Après plus de cinq ans de négociations menées à la Havane, le gouvernement colombien et la guérilla FARC-EP (Forces armées révolutionnaires de la Colombie – Armée du peuple) sont parvenus à un accord de paix mettant fin à un conflit armé de plus de 50 ans. Cet accord place au centre les droits des victimes à la vérité, la justice, la réparation et les garanties de non-répétition. Alors que l’accord attache une importance particulière aux droits fondamentaux des personnes habitant dans les régions rurales, la « paz territorial » ou paix depuis les régions rurales suscite un important élan d’espoir pour les populations locales.
Texte: Yina Avella
Résistance pacifique
A Puerto Esperanza, situé dans la région de l’Ariari (département de Meta), se trouve la zone humanitaire de la Communauté civile de vie et de paix CIVIPAZ. En 2002, les groupes paramilitaires du terrible « Bloque Centauros de las Autodefensas Unidas de Colombia » sèment la terreur et la peur dans la région : assassinats, disparitions forcées et tortures sont monnaie courante alors que les liens troubles entre l’Armée (Brigada VII de l’armée nationale) et les groupes paramilitaires sont de notoriété publique. Il arrive que les soldats torturent ou se servent des paysans pour mener les caravanes militaires dans les zones des FARC-EP. Pour la seule année 2002, plus de 250 paysans sont assassinés dans la région. En 2003, les 60 familles du hameau de Puerto Esperanza prennent la décision de quitter leurs terres pour sauver leur vie.

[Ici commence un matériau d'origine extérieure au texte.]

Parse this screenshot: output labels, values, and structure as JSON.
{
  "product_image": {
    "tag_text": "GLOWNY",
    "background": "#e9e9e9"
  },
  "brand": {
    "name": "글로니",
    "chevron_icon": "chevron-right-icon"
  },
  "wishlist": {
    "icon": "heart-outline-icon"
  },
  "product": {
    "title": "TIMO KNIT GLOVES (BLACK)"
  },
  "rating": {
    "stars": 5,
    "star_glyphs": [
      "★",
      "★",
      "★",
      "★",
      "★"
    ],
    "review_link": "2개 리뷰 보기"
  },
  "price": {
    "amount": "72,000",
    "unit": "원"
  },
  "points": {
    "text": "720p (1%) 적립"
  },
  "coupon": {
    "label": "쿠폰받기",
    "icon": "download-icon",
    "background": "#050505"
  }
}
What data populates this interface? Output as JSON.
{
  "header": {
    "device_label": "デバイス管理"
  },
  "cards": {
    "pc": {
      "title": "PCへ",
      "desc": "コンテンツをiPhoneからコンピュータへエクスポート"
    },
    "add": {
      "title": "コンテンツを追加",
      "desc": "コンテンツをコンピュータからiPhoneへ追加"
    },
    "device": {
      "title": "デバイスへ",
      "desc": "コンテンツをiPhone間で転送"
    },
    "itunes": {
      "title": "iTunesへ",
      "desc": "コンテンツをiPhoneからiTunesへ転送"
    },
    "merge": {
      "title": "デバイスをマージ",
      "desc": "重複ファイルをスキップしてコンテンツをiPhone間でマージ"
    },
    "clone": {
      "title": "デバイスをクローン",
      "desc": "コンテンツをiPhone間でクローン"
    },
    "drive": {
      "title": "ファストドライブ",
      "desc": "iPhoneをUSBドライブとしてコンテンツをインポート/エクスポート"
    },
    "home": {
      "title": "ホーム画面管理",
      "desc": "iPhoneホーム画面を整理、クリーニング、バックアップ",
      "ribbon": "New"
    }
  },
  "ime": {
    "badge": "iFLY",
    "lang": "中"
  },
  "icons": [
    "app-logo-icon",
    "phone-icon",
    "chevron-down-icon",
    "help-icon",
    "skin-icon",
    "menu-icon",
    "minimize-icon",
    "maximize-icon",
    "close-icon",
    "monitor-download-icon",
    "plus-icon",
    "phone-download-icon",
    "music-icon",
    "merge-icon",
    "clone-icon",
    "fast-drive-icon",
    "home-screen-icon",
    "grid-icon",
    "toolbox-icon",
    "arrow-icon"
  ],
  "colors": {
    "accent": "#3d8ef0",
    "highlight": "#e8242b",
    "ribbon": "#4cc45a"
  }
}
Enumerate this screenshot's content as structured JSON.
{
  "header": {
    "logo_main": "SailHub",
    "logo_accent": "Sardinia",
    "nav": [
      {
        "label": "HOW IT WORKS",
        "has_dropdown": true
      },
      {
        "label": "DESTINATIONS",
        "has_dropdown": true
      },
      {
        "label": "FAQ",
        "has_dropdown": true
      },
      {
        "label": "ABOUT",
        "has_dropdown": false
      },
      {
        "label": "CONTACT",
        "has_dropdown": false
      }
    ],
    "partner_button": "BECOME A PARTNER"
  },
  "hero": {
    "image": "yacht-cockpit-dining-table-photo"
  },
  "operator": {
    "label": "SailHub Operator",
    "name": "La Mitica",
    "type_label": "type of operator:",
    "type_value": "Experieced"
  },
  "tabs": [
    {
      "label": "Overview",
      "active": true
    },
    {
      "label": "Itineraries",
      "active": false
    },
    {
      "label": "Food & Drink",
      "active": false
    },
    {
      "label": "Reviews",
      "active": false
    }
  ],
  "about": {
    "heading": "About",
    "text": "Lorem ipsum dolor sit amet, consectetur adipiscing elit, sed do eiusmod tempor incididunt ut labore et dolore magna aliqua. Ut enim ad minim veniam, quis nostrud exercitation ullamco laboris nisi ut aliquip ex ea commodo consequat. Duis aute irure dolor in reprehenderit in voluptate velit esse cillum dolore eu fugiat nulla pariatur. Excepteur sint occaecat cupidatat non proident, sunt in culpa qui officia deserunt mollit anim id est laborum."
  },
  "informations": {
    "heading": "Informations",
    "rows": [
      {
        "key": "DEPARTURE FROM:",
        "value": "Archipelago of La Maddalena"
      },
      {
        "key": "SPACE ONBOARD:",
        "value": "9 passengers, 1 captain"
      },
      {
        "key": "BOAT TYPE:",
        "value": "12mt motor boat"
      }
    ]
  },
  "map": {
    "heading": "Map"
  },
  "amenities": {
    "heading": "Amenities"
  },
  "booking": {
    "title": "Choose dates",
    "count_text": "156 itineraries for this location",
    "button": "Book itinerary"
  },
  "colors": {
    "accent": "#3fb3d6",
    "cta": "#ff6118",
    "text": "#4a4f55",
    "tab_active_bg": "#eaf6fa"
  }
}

Déplacés a Villavicencio, ils rêvent de pouvoir revenir sur leurs parcelles. Ne sachant que cultiver la terre et n’ayant pas de source de revenu, la vie à Villavicencio est très difficile pour ces personnes. Reinaldo Perdomo est alors un des leaders de la communauté déplacée et membre de l’Union patriotique*. Reinaldo, en quête d’une solution permettant le retour de la communauté sur son territoire, et suite à un voyage au Choco, dans la région du pacifique, s’inspire des mouvements de résistance pacifique créés à Cacarica. Il revient avec l’idée de créer une « zone humanitaire » à Puerto Esperanza. Reinaldo et les autres leaders commencent à organiser la communauté. A ce moment, la communauté peut compter sur le soutien d’un prêtre catholique, Henry Ramirez, venu s’installer à Medellin del Ariari dès 1996 et qui accompagne les populations paysannes dans leurs revendications. En 2003, quand il prend connaissance du projet de la population de Puerto Esperanza, il fait le voyage chaque semaine afin de la soutenir et l’accompagner dans le renforcement de son organisation. Malheureusement, Reinaldo est assassiné à Villavicencio. Il ne verra jamais la création de CIVIPAZ. Pas d’enquête sur ce crime qui demeure à ce jour irrésolu. Le lendemain de l’assassinat, la police annonce qu’un « commandant de la guérilla des FARC a été abattu ».
En 2006, les paysans déplacés retournent sur leurs terres. Grâce à la solidarité nationale et internationale, ils réussissent à acheter un terrain dans les hauteurs de l’ancien hameau. Au moment du voyage de retour, ils bénéficient d’un accompagnement international afin de protéger leur vie. Le retour s’avère difficile. Les paysans doivent en effet s’organiser pour protéger la communauté. Horaires de garde et mécanismes d’autoprotection sont alors mis sur place. Petit à petit la peur s’estompe et les paysans commencent à travailler la terre. Ils se déplacent tous ensemble lorsqu’ils doivent descendre aux villages afin de vendre leur récolte. Organisés en communauté, ils sont alors plus forts face à la violence.
Paix territoriale
Aujourd’hui, les membres de cette communauté voient avec beaucoup d’espoir le processus de paix avec les FARC-EP. Ils portent un regard positif sur le fait que les militants de cette guérilla soient installés dans une « Zone de transition vers la normalisation » dans la région, à seulement quelques heures en voiture.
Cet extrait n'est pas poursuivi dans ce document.